Effect of small vs large muscle mass endurance training on maximal oxygen uptake in organ transplanted recipients

Abstract

Maximal oxygen consumption (V̇O2max) is impaired in heart (HTx), kidney (KTx), and liver (LTx) transplanted recipients and the contribution of the cardiovascular, central, and peripheral (muscular) factors in affecting V̇O2max improvement after endurance training (ET) has never been quantified in these patients. ET protocols involving single leg cycling (SL) elicit larger improvements of the peripheral factors affecting O2 diffusion and utilization than the double leg (DL) cycling ET. Therefore, this study aimed to compare the effects of SL-ET vs DL-ET on V̇O2max.
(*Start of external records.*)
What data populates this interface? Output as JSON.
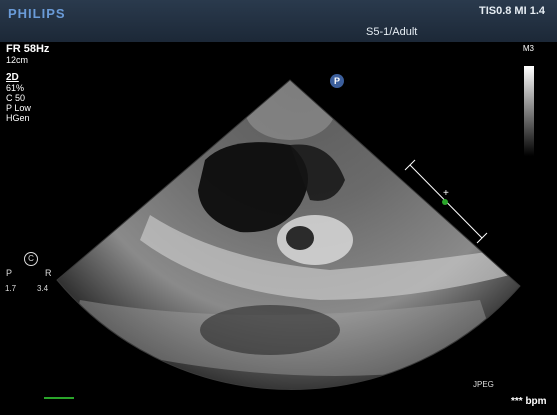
{
  "header": {
    "brand": "PHILIPS",
    "tis_mi": "TIS0.8   MI 1.4",
    "probe_preset": "S5-1/Adult"
  },
  "params": {
    "frame_rate": "FR 58Hz",
    "depth": "12cm",
    "mode": "2D",
    "gain": " 61%",
    "compress": "C 50",
    "power": "P Low",
    "resolution": "HGen"
  },
  "map": {
    "label": "M3"
  },
  "markers": {
    "orientation_marker": "P"
  },
  "orientation": {
    "circle_label": "C",
    "left": "P",
    "right": "R",
    "left_value": "1.7",
    "right_value": "3.4"
  },
  "footer": {
    "format": "JPEG",
    "heart_rate": "*** bpm"
  },
  "colors": {
    "header_bg": "#1c2837",
    "brand": "#6a9bd8",
    "marker": "#3c5f9c",
    "ecg": "#2aa52a",
    "caliper_dot": "#2aa52a"
  },
  "icons": [
    "orientation-marker-icon",
    "caliper-icon",
    "grayscale-bar-icon"
  ]
}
We determined the DL-V̇O2max and maximal cardiac output before and after 24 SL-ET vs DL-ET sessions on 33 patients (HTx = 13, KTx = 11 and LTx = 9). The DL-V̇O2max increased by 13.8% ± 8.7 (p < 0.001) following the SL-ET, due to a larger maximal O2 systemic extraction; meanwhile, V̇O2max in DL-ET increased by 18.6% ± 12.7 (p < 0.001) because of concomitant central and peripheral adaptations. We speculate that in transplanted recipients, SL-ET is as effective as DL-ET to improve V̇O2max and that the impaired peripheral O2 extraction and/or utilization play an important role in limiting V̇O2max in these types of patients. Novelty: SL-ET increases V̇O2max in transplanted recipients because of improved peripheral O2 extraction and/or utilization. SL-ET is as successful as DL-ET to improve the cardiorespiratory fitness in transplanted recipients. The model of V̇O2max limitation indicates the peripheral factors as a remarkable limitation to the V̇O2max in these patients.